BAŞKAN -Türkiye Büyük Millet Meclisinin 42 nci Birleşiminin Dokuzuncu Oturumunu açıyorum.

2006 Yılı Merkezî Yönetim Bütçe Kanunu Tasarısı ile 2004 Malî Yılı Kesinhesap Kanun Tasarılarının görüşmelerine kaldığımız yerden devam edeceğiz.

IV.- KANUN TASARI VE TEKLİFLERİ İLE KOMİSYONLARDAN

GELEN DİĞER İŞLER (Devam)

1.- 2006 Yılı Merkezî Yönetim Bütçe Kanunu Tasarısı ve Plan ve Bütçe Komisyonu Raporu (1/1119) (S. Sayısı: 1028) (Devam)

2.- 2004 Mali Yılı Genel Bütçeye Dahil Dairelerin Kesinhesaplarına Ait Genel Uygunluk Bildiriminin Sunulduğuna İlişkin Sayıştay Başkanlığı Tezkeresi ile 2004 Malî Yılı Kesinhesap  Kanunu Tasarısı  ve  Plan ve  Bütçe Komisyonu  Raporu ( 1/1084, 3/907)  (S. Sayısı: 1029) (Devam)
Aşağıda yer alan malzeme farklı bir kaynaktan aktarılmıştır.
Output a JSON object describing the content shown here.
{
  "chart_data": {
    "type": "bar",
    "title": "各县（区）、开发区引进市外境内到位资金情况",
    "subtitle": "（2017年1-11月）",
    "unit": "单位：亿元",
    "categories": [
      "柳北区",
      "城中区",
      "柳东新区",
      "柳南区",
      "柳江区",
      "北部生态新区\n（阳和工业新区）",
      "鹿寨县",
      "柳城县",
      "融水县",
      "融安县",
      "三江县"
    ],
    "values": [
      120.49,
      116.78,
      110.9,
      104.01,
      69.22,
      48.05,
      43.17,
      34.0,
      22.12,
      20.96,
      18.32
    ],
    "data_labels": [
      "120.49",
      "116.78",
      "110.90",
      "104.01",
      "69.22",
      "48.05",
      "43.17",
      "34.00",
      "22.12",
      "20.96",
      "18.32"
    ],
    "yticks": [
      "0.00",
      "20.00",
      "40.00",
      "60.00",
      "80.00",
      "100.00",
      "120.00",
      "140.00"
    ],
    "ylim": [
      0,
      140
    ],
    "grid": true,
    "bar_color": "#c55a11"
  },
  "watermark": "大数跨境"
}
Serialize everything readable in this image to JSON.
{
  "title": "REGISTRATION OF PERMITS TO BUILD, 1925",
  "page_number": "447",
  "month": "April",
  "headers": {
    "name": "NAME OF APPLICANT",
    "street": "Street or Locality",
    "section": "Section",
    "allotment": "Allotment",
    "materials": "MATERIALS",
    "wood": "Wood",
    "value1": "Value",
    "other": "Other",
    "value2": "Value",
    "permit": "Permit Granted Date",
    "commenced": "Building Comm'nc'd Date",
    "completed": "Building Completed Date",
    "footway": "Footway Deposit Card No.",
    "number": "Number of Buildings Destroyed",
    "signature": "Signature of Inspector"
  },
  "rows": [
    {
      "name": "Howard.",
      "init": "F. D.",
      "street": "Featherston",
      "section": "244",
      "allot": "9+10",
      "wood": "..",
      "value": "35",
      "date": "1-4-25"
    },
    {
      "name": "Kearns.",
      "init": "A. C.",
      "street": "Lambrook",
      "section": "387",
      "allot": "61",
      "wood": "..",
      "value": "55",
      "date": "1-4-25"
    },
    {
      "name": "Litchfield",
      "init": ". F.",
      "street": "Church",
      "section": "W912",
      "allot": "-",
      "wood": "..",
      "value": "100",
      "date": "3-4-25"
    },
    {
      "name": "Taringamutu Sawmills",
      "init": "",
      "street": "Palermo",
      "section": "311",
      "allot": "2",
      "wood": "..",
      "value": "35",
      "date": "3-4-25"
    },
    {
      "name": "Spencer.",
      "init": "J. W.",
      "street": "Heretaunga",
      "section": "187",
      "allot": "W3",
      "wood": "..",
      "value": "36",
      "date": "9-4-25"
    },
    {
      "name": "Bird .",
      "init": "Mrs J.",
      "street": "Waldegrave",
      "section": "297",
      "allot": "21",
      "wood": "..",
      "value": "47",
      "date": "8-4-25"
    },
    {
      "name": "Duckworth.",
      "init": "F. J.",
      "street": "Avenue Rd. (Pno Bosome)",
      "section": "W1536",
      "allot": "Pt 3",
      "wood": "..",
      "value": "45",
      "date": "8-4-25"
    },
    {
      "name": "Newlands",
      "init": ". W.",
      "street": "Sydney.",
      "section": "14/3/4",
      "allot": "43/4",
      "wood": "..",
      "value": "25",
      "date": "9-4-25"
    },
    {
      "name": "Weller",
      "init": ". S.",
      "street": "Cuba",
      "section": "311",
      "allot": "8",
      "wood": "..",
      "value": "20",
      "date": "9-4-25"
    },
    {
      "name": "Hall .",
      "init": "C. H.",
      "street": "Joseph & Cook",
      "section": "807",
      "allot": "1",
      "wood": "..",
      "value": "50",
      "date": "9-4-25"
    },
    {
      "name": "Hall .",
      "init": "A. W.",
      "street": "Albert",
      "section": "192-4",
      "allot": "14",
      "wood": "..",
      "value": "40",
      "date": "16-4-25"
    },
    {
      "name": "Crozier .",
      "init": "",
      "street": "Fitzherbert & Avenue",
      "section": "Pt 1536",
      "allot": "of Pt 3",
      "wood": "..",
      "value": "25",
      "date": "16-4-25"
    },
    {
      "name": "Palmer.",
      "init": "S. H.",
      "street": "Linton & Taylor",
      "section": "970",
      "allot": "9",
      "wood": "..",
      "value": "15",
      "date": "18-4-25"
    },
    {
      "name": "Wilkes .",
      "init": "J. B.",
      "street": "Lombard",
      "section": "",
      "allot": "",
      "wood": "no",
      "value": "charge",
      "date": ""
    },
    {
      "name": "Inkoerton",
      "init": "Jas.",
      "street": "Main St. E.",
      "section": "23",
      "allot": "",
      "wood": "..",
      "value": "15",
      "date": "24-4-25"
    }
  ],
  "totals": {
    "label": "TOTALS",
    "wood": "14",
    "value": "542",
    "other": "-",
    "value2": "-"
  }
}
3.- 2004 Malî Yılı Katma Bütçeye Dahil İdarelerin Kesinhesaplarına Ait Genel Uygunluk Bildiriminin Sunulduğuna İlişkin Sayıştay Başkanlığı Tezkeresi ile 2004 Malî Yılı Katma Bütçeli İdareler Kesinhesap Kanunu Tasarısı ve Plan ve Bütçe Komisyonu Raporu (1/1085, 3/908) (S. Sayısı: 1030) (Devam)

BAŞKAN - Komisyon?..Yok. 

Hükümet?..Yok.

Ertelenmiştir.

2006 Yılı Merkezî Yönetim Bütçe Kanunu Tasarısı ile 2004 Malî Yılı Kesinhesap Kanun Tasarılarının maddelerinin görüşmelerine devam etmek, bütçenin tümü üzerindeki son konuşmaları ve her üç tasarının açıkoylamalarını yapmak için 26 Aralık 2005 Pazartesi günü saat 11.00'de toplanmak üzere birleşimi kapatıyorum.